For some reason, I don't feel like physically modelling the arm attachment even though I've mentally modelled it a few times already. Thus, I decided to start thinking about the actual resin cartridges.
Volume
Part of the reason was to decide if I should reduce the thickness of the cartridges to gain another 50mm of Z height or prioritise more resin volume. The latter is divided over 5 cartridges so it'd probably gain more Z than lose in resin volume. As long as I can get the amount of resin that would correspond to 1kg of filament printing, I should be ok. I can always make a double high cartridge for the 2 most used materials if not printing in full 1-bit + alpha channel colour.
Shape
The cartridges are still intended to be relatively flat, house shaped containers that maximise the available area inside the outer case. Considering Matterhackers' resin bottles are 90mm in diameter, I'd likely still only be able to fit 5 different materials in the space provided. It'll just be harder to access them.
Motors
The resin is unlikely to perfectly laminate just by gravity alone, so a pump motor would be needed. There might be a solution that only requires 1 motor, but I don't have it. I believe that there would need to be one to move reclaimed resin into a buffer and another one to move it out of the buffer to be applied to the PET film.
Pump
Until proven not to work, I'm going to aim for a mostly 3D printed peristatic pump.
The cartridges are actually intended to be the permanent storage container of resin. While it means that I can't use a cool, see-through tube like a custom PC water loop (which would've helped with resin identification without labels or fancy LED's like Me In The Past envisioned right at the start of the project), it does mean that I intend to print new cartridges when there aren't any empty ones instead of pouring the resin back into the bottle and cleaning the cartridge out. The pump is also intended to be a seal so that resin doesn't escape when stored. I know that this sounds like the consumable ABS build plates I heard Stratasys uses for their older ABS printer, but the containers are printed and so are unlikely to last forever and the main motivation of this project is to make resin printers safer to use.
Where possible, I'd like to avoid screws, steel dowels and ball bearings in the design.
Due to the cartridge having a wall thickness, I think that the optimum solution to maximise resin volume is to have both pumps stacked ontop of each other. This could spur another appearance of the double stacked motor.
Applicator
When I started the project, I knew that applying a material to a surface must've been a problem that has been solved decades ago. I've only now found a lead on Google.
I haven't looked into it much, but the "resevoir" approach might require a greater amount of pump and manufacturing precision to perform and more likely to partially clog (as in, a void in the lamination). The blade allows me to apply a lamination without a roller as a moving part, and with lamination height set to 0 (or negative), I might be able to make a seal to scrape the material into the collection area.
Oh but I won't be able to suck back the resin still in the application zone due to the same seal. Would it be possible to skip the scrape reclaim alltogether and collect all the resin back in the application zone?

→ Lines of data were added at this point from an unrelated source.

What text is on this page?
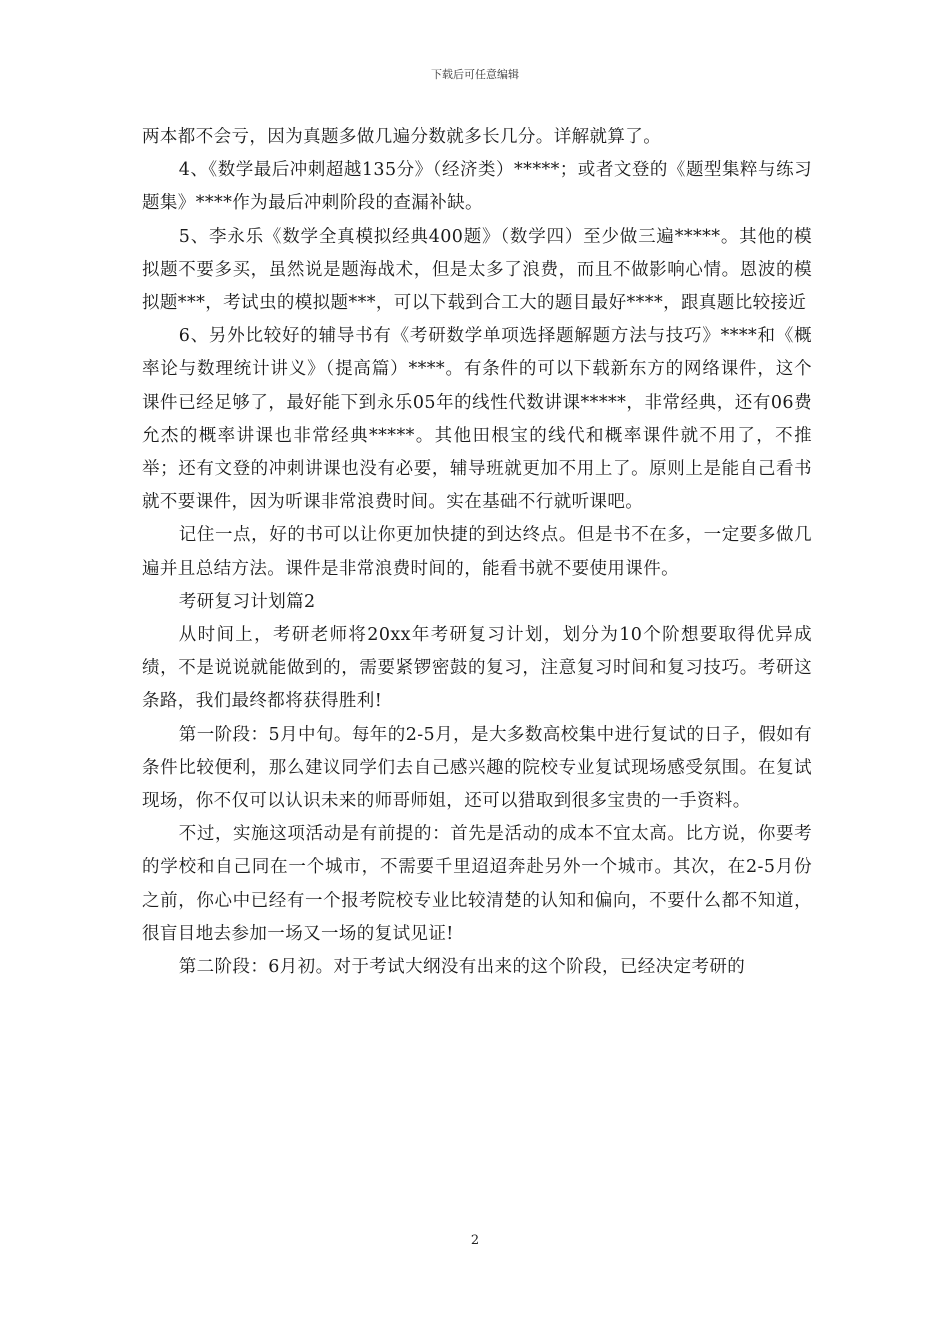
下载后可任意编辑

两本都不会亏，因为真题多做几遍分数就多长几分。详解就算了。

4、《数学最后冲刺超越135分》（经济类）*****；或者文登的《题型集粹与练习题集》****作为最后冲刺阶段的查漏补缺。

5、李永乐《数学全真模拟经典400题》（数学四）至少做三遍*****。其他的模拟题不要多买，虽然说是题海战术，但是太多了浪费，而且不做影响心情。恩波的模拟题***，考试虫的模拟题***，可以下载到合工大的题目最好****，跟真题比较接近

6、另外比较好的辅导书有《考研数学单项选择题解题方法与技巧》****和《概率论与数理统计讲义》（提高篇）****。有条件的可以下载新东方的网络课件，这个课件已经足够了，最好能下到永乐05年的线性代数讲课*****，非常经典，还有06费允杰的概率讲课也非常经典*****。其他田根宝的线代和概率课件就不用了，不推举；还有文登的冲刺讲课也没有必要，辅导班就更加不用上了。原则上是能自己看书就不要课件，因为听课非常浪费时间。实在基础不行就听课吧。

记住一点，好的书可以让你更加快捷的到达终点。但是书不在多，一定要多做几遍并且总结方法。课件是非常浪费时间的，能看书就不要使用课件。

考研复习计划篇2

从时间上，考研老师将20xx年考研复习计划，划分为10个阶想要取得优异成绩，不是说说就能做到的，需要紧锣密鼓的复习，注意复习时间和复习技巧。考研这条路，我们最终都将获得胜利!

第一阶段：5月中旬。每年的2-5月，是大多数高校集中进行复试的日子，假如有条件比较便利，那么建议同学们去自己感兴趣的院校专业复试现场感受氛围。在复试现场，你不仅可以认识未来的师哥师姐，还可以猎取到很多宝贵的一手资料。

不过，实施这项活动是有前提的：首先是活动的成本不宜太高。比方说，你要考的学校和自己同在一个城市，不需要千里迢迢奔赴另外一个城市。其次，在2-5月份之前，你心中已经有一个报考院校专业比较清楚的认知和偏向，不要什么都不知道，很盲目地去参加一场又一场的复试见证!

第二阶段：6月初。对于考试大纲没有出来的这个阶段，已经决定考研的

2
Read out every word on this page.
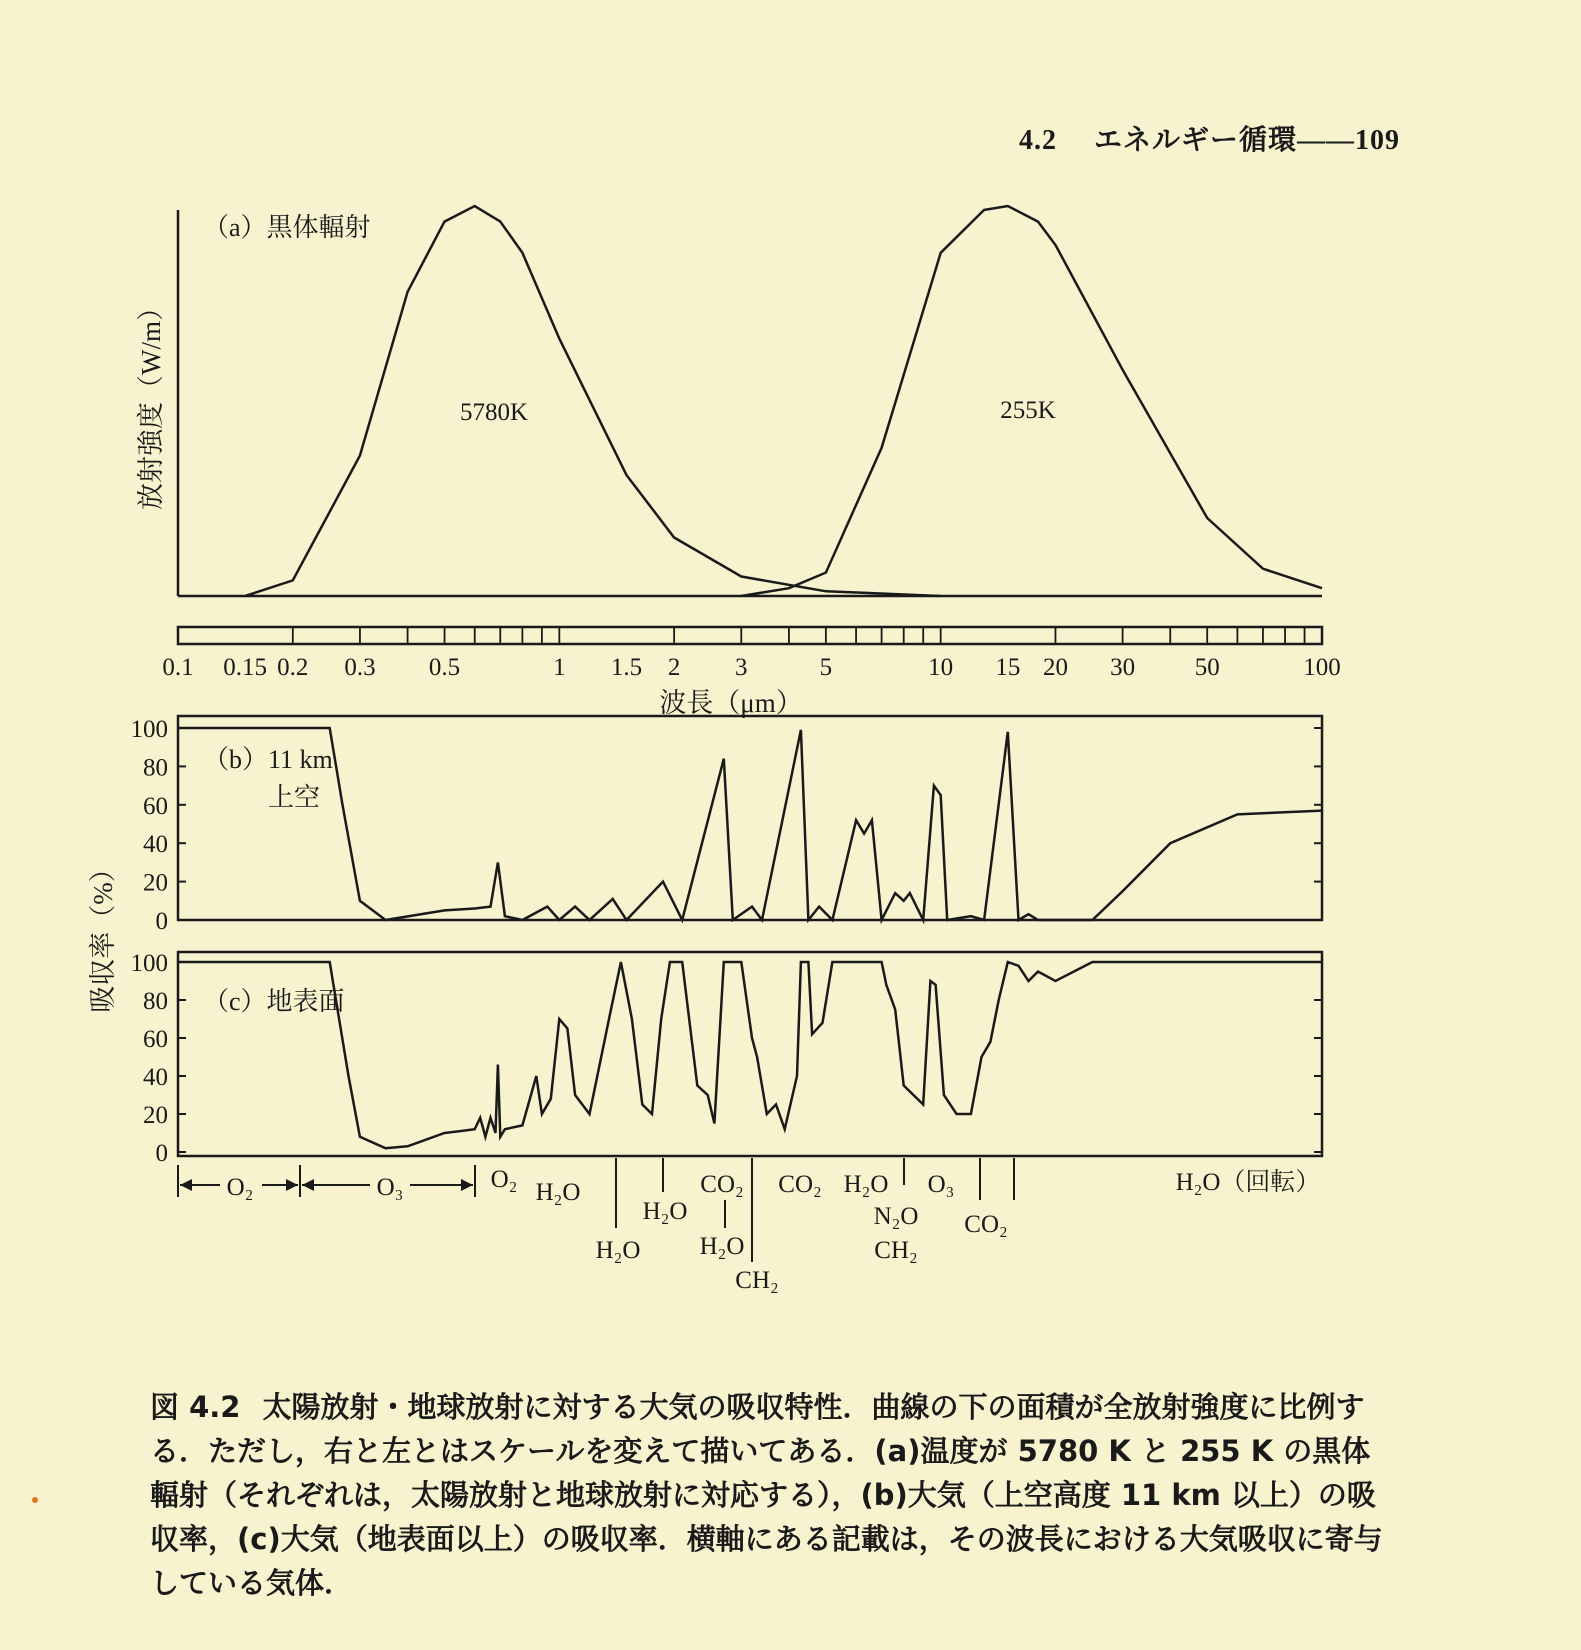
4.2   エネルギー循環——109
（a）黒体輻射
放射強度（W/m）	5780K	255K
0.1 0.15 0.2 0.3 0.5	1 1.5 2 3	5	10 15 20 30 50	100
波長（μm）
0
20
40
60
80
100
（b）11 km
上空
吸収率（%）
0
20
40
60
80
100
（c）地表面
O₂	O₃	O₂ H₂O
H₂O
H₂O
CO₂
H₂O
CH₂
CO₂ H₂O
N₂O
CH₂
O₃
CO₂
H₂O（回転）
図 4.2 太陽放射・地球放射に対する大気の吸収特性．曲線の下の面積が全放射強度に比例する．ただし，右と左とはスケールを変えて描いてある．(a)温度が 5780 K と 255 K の黒体輻射（それぞれは，太陽放射と地球放射に対応する），(b)大気（上空高度 11 km 以上）の吸収率，(c)大気（地表面以上）の吸収率．横軸にある記載は，その波長における大気吸収に寄与している気体．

No... I think it'd have to:
- scrape the resin from the PET film
- move the scraper away from the film a minute amount so that there isn't a seal and the application pump draws back in what resin it can
- apply any resin still in the application zone and scrape it off.
2 and 3 would only be needed for changing to a different resin. Also, when I'm talking about movement, it's actually the application roller that's moving towards and away from the scraper and not the other way around.
There would probably be something like the string used in the cleaning roller on the cartridge to catch any resin that makes it though all the main seals.
Lastly, the tubes for the reclaim section are likely to be on the far edges since it's more likely that nothing printed there and so would see the highest amounts of reclaimed resin.